Maybe she's born with it, maybe it's....totally not what I think.

She's probably my age. Over 40. She is heavily pregnant, on the hottest week of the last 6 years here in Zurich, and she's walking along the sidewalk holding hands with a 3 1/2 year old on one side and a 2 year old on the other. She's sort of smiling. No one is screaming. She's wearing skinny pregnancy jeans.

And suddenly all the little props I've given myself this last week, for keeping two kids basically hydrated and safe from sunburn, and a dog away from heat exhaustion, kind of seem little. Small. Ridiculous. How does she do it? How does anyone with more than 2 kids do it? How am I so lost with my paltry two children and measly 25% work?

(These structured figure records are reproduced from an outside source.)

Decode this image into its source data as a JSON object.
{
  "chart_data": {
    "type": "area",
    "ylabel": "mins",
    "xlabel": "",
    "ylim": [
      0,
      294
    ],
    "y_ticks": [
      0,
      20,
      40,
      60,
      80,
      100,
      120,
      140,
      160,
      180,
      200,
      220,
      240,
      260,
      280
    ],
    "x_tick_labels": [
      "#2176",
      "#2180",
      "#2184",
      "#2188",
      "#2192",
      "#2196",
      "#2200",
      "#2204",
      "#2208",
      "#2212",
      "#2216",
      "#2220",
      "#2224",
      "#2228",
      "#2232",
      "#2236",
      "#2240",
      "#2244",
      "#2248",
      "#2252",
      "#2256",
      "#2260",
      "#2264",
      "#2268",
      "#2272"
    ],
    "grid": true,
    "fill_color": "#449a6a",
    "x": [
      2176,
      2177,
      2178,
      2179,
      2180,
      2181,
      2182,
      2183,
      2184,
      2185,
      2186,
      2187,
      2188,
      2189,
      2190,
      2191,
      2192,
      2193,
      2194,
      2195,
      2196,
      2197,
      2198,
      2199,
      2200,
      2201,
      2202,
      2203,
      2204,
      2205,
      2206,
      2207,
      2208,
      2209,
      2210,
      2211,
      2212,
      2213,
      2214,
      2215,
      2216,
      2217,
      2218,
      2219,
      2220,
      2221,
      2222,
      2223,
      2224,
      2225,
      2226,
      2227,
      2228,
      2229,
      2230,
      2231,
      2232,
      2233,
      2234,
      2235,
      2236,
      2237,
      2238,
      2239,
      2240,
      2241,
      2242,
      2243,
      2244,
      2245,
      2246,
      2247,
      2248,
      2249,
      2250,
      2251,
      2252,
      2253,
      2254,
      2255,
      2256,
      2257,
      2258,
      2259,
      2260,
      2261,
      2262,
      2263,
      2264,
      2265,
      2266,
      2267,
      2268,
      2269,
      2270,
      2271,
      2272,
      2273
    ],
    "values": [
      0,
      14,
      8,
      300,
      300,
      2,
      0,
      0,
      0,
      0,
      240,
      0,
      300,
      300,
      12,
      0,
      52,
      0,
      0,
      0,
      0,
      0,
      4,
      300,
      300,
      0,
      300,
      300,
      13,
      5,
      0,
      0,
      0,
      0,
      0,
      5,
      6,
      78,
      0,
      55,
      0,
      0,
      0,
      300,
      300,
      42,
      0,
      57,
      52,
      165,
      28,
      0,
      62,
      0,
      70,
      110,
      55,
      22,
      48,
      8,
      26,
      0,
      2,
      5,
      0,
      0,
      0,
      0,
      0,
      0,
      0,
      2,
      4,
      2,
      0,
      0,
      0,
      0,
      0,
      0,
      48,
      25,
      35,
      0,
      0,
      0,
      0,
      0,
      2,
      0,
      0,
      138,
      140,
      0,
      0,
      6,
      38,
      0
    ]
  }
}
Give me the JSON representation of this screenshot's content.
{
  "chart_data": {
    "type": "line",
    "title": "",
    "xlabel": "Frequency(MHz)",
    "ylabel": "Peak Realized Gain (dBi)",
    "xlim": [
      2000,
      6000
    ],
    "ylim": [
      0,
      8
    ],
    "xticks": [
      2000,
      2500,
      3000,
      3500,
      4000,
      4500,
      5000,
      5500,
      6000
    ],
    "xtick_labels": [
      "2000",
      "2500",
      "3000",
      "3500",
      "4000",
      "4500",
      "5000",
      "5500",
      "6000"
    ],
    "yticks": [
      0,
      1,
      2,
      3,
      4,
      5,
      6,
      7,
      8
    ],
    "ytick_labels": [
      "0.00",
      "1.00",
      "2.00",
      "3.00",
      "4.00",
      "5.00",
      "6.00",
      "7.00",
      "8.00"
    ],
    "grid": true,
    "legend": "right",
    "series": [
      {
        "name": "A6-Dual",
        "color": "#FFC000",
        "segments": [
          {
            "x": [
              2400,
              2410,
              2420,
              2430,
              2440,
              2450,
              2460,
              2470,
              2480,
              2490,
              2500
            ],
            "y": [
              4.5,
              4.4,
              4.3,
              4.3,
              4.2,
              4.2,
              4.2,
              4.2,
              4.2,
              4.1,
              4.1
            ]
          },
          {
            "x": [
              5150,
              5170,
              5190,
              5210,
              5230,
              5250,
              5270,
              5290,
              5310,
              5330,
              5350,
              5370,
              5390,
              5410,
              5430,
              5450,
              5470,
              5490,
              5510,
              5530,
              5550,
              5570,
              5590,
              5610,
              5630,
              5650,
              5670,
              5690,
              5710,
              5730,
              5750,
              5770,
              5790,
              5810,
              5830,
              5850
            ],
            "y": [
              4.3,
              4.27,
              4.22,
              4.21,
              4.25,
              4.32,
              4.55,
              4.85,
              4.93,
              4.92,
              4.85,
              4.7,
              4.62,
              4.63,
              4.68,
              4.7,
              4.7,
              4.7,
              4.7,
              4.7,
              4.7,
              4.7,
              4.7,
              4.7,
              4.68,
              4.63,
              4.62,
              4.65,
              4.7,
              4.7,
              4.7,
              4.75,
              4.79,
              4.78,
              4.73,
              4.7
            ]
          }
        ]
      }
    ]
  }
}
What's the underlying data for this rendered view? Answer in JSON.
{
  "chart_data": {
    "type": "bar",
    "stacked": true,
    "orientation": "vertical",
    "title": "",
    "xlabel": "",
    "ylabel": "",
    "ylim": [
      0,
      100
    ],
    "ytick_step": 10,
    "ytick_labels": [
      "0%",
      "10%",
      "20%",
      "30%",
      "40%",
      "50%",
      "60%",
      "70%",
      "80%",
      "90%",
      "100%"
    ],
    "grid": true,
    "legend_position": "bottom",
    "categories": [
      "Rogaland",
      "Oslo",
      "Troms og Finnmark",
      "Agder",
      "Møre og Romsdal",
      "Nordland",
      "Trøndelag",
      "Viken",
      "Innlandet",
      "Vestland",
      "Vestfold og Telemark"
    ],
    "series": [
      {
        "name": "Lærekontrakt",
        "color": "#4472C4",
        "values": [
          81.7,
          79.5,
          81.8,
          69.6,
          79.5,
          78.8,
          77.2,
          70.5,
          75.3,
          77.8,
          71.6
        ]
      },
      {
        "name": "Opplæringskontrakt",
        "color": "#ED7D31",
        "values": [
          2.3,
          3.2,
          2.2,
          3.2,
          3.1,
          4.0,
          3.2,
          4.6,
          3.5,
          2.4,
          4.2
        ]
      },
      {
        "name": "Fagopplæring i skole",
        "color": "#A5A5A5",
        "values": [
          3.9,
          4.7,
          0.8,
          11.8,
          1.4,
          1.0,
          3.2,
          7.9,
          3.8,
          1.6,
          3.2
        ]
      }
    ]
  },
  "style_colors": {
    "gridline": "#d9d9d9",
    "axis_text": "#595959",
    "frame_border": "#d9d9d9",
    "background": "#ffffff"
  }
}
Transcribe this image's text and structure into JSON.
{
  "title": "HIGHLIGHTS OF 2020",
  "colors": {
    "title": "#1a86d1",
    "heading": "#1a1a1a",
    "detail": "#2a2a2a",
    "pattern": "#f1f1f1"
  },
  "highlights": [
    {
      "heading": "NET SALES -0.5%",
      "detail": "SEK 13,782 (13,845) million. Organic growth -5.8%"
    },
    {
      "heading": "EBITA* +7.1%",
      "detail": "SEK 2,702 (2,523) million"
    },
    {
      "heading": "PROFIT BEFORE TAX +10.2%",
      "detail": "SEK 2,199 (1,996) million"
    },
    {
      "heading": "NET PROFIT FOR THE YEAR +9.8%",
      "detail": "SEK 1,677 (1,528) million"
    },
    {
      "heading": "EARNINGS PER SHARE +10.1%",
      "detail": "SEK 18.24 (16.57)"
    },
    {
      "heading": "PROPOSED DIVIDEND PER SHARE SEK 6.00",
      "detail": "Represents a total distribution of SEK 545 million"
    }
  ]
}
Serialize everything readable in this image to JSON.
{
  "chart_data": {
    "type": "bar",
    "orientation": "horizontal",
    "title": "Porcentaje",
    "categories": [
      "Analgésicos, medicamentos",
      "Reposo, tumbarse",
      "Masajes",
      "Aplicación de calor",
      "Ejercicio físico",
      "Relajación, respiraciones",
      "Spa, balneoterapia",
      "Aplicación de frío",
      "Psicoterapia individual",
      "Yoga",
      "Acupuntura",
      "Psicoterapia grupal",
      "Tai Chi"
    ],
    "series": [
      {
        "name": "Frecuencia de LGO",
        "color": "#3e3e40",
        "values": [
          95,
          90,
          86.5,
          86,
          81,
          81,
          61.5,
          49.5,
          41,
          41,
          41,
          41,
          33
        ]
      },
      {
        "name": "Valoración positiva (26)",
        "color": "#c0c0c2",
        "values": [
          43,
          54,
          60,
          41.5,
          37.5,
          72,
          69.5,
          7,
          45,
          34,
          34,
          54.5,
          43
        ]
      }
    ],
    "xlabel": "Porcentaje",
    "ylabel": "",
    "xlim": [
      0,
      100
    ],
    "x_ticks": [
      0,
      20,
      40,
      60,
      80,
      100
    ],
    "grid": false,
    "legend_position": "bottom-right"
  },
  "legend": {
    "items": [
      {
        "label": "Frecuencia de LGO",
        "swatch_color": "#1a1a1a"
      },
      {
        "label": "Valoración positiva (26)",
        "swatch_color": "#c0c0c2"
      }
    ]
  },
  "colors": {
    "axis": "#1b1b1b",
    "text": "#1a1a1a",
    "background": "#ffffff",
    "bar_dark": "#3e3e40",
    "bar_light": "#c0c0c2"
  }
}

Luckily, the next thing that comes to mind is the conversation from the other day with a mom of two from our daycare. And her story of one preemie and both kids being born within an hour (one, single, 60 minute hour) of the start of her contractions. Her good memories of birth. Her story that once again brought to mind how silly words are. She's given birth and I've given birth. To two kids each, roughly at the same time in history, and in the same place. Yet there are oceans and mountains of difference between our experiences. To the point where you almost shouldn't call them by the same term. Or at least we should start inventing a multitude of terms for "birth", to distinguish all the varieties it takes on - varieties of happy and sad, joyous and disappointing or scary, long or short, easy or hard. Why do we use just that one word?

And this brings me to remember comments I've gotten about birth and pregnancy and motherhood. The women who sound upset that my second child is so young and yet I've got no extra weight to speak of. I know that tone - it takes up a lot of time in my head, that "how come you got that and I didn't?" feeling. And if we don't have much time to talk, they don't know that I'm on antidepressants, on part time work, that I didn't eat milk products or onions or garlic for 4 months after my second was born. They don't know that the choices I've made are mostly due to fear - of not sleeping because my baby's tummy is upset, of being desolate and depressed, of having back pain. So I should be assuming that behind every smiling parent pushing a twin stroller is a story as well, instead of berating myself for being less than because I've seen the perfect moment by chance.